# Oztops ABV



## BonezAU (22/2/17)

I'm currently doing my first brew with Oztops and juice from the supermarket.

I bought a hydrometer so that I could check out what sort of alcohol level I'm getting and have some questions.

The first brew I put on was Woolies brand Apple & Blackcurrant juice, in a 2L bottle. I poured 1 cup of juice, added 150g of white sugar and half a cap of the supplied No. 1 wine yeast. 
The SG was 1.063 after adjusting it for temperature. I did check the SG before adding the sugar and it was around 1.041, from what I've read this is quite normal for off the shelf juice.

After 7 days of fermenting (at between 20-28C), I chilled it overnight in the fridge and then opened it to take another sample. It was 1.020 exactly, which to my calculations brings it to about 5.78% ABV, a little disappointing to be honest as I was hoping it would be closer up around the 8% mark, but hey - this is my first batch and it's all about trial and error, right?

The bottle still felt a little "puffed" but there wasn't very much activity going on and hadn't been much in the last few days either. I decided to take it out of the fridge and add another half cap of yeast to see if I could get it going again. It got a bit excited and I could hear air coming out of the Oztop for a while but it's now gone fairly quiet again - it's not in the fridge any longer.

Can anyone with more experience please tell me if:

a) adding more yeast was a bad idea
b ) with an SG of 1.063 and 7 days of fermenting, should I have expected the FG to be lower or is 1.020 about right?
c) did I add enough sugar to get an ABV around 8% or would I need the SG to be 1.070+ to get a higher ABV?
d) do you have any other tips on how I can produce 7.5-9.5% ABV cider with OzTops? I don't mind if it's dry.

I actually did taste it and it was still reasonably sweet, it wasn't super dry at all so I'm wondering if perhaps the yeast had died off before it had finished it's job or if I'd done something else wrong. Any tips would be super helpful for a newbie...
Cheers!


----------



## decr (23/2/17)

I can't comment on your calculations as I'm too lazy to use a hydrometer, but 1020 is waaay too high. A couple of things come to mind. Were there any preservatives in the juice? What about the yeast, its alcohol tolerance might be really low? At 1020 with simple sugars that sounds like a stuck ferment.
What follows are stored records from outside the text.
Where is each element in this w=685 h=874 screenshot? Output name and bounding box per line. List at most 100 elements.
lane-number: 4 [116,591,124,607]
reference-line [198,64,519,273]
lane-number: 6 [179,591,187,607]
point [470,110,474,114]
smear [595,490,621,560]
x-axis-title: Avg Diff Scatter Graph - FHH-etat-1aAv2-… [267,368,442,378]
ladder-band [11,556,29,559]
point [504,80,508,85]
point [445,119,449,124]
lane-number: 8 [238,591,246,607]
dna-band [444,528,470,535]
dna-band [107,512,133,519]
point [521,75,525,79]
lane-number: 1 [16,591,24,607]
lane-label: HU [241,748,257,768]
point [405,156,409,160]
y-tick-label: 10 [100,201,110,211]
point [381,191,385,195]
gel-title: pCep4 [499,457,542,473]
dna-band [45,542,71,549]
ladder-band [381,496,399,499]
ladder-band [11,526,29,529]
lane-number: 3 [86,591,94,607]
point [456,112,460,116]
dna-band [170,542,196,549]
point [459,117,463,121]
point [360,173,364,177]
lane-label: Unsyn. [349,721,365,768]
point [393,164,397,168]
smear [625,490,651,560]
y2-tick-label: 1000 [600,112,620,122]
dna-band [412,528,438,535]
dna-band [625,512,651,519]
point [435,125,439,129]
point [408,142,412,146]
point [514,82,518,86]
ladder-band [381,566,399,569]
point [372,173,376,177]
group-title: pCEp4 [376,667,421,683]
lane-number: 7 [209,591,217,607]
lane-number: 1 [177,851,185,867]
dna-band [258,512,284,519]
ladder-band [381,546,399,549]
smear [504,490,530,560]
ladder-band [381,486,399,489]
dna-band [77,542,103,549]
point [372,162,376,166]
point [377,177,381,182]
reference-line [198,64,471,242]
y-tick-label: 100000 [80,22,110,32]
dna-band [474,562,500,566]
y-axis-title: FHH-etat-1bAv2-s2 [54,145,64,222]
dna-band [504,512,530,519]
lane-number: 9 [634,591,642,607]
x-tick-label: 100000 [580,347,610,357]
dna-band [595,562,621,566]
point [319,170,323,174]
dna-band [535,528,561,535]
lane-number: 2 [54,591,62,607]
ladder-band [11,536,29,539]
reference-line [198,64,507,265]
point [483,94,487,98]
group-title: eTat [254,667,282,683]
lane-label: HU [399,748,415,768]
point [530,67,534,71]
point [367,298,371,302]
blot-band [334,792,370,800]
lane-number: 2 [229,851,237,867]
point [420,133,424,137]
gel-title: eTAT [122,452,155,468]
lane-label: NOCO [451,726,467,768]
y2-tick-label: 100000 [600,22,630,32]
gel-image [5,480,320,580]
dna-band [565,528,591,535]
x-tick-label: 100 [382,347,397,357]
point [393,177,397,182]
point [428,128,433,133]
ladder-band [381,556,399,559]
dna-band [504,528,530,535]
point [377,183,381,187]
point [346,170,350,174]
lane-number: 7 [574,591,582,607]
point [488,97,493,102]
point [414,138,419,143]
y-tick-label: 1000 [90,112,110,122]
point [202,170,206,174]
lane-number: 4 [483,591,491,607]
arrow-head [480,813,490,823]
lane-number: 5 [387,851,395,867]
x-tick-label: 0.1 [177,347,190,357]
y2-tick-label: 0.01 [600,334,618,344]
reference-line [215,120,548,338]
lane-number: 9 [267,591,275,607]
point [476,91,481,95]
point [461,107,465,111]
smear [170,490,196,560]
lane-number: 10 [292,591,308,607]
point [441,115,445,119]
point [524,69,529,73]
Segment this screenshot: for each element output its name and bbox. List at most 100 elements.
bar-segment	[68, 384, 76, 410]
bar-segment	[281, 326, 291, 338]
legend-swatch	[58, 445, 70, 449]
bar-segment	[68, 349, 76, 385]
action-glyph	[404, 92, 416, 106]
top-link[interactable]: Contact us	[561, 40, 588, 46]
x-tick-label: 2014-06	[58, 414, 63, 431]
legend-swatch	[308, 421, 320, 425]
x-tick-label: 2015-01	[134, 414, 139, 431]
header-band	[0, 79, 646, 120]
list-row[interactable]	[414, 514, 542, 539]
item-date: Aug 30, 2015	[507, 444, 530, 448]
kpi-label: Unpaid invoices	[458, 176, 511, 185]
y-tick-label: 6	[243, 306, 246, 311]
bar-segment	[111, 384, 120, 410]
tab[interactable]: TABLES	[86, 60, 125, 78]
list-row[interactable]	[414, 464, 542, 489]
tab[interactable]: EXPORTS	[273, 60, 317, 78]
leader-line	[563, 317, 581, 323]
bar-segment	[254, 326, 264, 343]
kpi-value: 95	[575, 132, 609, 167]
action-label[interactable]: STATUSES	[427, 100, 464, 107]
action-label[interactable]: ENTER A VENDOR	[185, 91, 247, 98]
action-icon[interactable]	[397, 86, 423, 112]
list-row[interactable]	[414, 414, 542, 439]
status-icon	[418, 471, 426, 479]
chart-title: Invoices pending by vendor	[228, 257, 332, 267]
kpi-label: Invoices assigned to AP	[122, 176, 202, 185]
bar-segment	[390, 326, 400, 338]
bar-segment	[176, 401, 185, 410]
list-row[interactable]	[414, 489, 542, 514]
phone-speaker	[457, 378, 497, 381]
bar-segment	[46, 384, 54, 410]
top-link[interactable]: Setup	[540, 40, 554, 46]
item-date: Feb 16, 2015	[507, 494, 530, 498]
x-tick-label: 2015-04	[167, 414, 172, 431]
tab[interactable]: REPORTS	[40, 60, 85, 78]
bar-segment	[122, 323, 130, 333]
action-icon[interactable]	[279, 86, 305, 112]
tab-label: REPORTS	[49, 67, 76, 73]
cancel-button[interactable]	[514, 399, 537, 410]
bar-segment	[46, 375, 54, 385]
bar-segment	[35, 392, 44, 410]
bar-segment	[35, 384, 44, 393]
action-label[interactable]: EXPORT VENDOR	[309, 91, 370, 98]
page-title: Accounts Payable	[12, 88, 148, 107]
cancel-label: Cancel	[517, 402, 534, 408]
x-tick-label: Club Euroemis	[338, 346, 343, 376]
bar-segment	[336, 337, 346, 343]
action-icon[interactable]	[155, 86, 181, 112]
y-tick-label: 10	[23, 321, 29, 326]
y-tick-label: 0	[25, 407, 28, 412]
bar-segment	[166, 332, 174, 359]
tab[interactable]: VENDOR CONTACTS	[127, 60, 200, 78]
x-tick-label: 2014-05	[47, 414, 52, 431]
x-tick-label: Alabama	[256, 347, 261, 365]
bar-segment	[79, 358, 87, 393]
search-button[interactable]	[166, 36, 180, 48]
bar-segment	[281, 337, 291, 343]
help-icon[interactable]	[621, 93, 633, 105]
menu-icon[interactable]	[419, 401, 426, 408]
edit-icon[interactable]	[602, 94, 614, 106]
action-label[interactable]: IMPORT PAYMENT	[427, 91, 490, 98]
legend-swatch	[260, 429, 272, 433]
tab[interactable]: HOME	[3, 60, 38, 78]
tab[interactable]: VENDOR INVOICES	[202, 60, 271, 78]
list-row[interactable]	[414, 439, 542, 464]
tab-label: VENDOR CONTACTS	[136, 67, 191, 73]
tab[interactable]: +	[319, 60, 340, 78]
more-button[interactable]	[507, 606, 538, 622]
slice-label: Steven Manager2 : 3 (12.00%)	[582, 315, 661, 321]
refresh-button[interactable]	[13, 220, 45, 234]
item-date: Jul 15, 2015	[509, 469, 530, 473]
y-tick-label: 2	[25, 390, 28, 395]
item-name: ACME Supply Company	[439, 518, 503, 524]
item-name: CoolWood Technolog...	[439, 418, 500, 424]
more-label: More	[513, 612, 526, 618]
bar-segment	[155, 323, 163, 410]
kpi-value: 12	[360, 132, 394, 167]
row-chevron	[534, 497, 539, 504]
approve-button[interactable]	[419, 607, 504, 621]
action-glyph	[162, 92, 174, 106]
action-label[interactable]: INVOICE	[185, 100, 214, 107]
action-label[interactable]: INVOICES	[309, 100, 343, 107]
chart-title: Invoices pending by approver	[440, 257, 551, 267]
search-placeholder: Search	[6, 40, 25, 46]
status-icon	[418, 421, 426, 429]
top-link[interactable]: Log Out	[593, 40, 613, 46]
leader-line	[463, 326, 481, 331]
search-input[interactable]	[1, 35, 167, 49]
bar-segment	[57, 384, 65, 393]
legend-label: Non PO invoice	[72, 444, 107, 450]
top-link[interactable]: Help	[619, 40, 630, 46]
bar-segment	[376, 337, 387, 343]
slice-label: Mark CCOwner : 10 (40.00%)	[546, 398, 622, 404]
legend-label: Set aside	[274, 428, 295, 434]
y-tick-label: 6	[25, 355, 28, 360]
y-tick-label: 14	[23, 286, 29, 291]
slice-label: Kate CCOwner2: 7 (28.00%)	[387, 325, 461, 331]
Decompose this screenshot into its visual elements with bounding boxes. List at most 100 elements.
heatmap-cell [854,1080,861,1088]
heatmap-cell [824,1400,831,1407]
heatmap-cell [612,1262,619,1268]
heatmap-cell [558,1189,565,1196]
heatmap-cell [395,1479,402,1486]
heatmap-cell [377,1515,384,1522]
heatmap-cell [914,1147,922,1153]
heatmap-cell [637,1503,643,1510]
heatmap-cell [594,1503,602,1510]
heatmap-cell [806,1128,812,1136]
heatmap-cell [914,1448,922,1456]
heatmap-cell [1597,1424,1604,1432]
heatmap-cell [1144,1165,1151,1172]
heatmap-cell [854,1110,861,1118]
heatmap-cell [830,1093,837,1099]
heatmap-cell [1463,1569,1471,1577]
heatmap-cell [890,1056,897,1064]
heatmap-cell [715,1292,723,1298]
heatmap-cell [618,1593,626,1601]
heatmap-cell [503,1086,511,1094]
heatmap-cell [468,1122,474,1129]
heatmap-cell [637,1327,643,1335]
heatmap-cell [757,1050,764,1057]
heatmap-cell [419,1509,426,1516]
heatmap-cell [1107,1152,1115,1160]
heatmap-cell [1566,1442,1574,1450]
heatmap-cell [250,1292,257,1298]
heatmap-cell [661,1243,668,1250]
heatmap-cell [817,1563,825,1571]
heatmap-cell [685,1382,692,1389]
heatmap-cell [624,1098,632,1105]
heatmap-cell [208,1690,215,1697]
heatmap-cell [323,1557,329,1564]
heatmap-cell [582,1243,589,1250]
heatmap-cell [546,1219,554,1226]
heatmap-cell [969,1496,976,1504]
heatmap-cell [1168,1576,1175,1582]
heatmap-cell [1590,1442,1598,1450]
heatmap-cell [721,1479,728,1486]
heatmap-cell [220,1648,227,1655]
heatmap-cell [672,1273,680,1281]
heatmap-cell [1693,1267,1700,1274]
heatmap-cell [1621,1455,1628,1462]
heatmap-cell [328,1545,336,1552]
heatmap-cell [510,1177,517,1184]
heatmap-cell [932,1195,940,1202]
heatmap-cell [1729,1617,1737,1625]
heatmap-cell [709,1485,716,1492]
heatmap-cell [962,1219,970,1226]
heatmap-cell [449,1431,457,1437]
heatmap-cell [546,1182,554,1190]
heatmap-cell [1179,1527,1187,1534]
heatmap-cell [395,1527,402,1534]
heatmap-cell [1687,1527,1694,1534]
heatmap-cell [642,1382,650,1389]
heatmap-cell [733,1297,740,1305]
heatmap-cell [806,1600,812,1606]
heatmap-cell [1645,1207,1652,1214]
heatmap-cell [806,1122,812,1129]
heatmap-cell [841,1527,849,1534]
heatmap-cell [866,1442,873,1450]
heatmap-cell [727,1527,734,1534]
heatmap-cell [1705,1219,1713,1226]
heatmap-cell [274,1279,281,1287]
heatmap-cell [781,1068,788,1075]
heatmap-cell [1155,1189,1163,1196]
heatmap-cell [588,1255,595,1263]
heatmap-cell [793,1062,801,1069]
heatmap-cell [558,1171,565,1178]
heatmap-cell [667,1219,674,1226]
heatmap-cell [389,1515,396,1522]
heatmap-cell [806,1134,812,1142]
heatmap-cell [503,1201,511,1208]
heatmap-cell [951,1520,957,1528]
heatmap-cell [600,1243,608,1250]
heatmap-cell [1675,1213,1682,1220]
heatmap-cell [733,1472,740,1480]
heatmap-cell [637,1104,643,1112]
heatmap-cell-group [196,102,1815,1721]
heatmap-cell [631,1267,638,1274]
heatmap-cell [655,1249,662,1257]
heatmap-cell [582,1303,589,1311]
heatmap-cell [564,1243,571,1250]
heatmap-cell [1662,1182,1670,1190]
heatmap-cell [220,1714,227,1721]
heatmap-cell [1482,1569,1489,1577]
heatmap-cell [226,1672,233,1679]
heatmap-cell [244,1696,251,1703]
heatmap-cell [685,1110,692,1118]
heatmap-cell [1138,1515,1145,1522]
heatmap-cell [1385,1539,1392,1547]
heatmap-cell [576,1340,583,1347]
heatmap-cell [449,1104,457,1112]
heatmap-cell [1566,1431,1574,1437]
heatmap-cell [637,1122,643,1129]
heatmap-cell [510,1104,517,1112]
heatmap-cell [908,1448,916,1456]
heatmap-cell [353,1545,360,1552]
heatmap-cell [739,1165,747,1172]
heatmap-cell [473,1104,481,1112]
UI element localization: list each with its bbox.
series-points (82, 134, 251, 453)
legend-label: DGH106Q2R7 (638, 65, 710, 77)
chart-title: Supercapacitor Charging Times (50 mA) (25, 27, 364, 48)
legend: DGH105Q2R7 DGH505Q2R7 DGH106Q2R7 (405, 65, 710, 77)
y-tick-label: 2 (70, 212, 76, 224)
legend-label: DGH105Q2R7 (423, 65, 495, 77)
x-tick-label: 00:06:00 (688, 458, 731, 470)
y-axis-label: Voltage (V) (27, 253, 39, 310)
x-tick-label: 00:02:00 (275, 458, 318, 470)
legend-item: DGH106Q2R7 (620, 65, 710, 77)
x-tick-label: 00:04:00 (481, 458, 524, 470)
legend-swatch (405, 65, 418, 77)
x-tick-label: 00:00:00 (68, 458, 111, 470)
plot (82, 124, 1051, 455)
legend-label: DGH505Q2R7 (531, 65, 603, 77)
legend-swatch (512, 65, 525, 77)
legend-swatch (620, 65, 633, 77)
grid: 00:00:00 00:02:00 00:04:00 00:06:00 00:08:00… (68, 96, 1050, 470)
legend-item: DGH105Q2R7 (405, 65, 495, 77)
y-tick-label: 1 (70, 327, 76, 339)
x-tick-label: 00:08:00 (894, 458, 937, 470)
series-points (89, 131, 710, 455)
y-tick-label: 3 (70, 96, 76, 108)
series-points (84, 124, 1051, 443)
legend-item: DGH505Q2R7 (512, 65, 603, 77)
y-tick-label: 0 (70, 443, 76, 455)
Nothing wrong with pitching more yeast if the batch has stalled. My 23l store bought juice batches ferment all out (yeah, I don't measure but it's bloody dry), I use EC1118 yeast and even that beast takes ~2 weeks to chew through it. I did an experimental batch using coopers kit ale yeast and that took 3 weeks to finish. Smaller batches might finish quicker, the smallest one I've ever done was 4l but even that took way over a week with proper yeast.

Others will be able to comment on your calculations and other points. Hope that helps any.


----------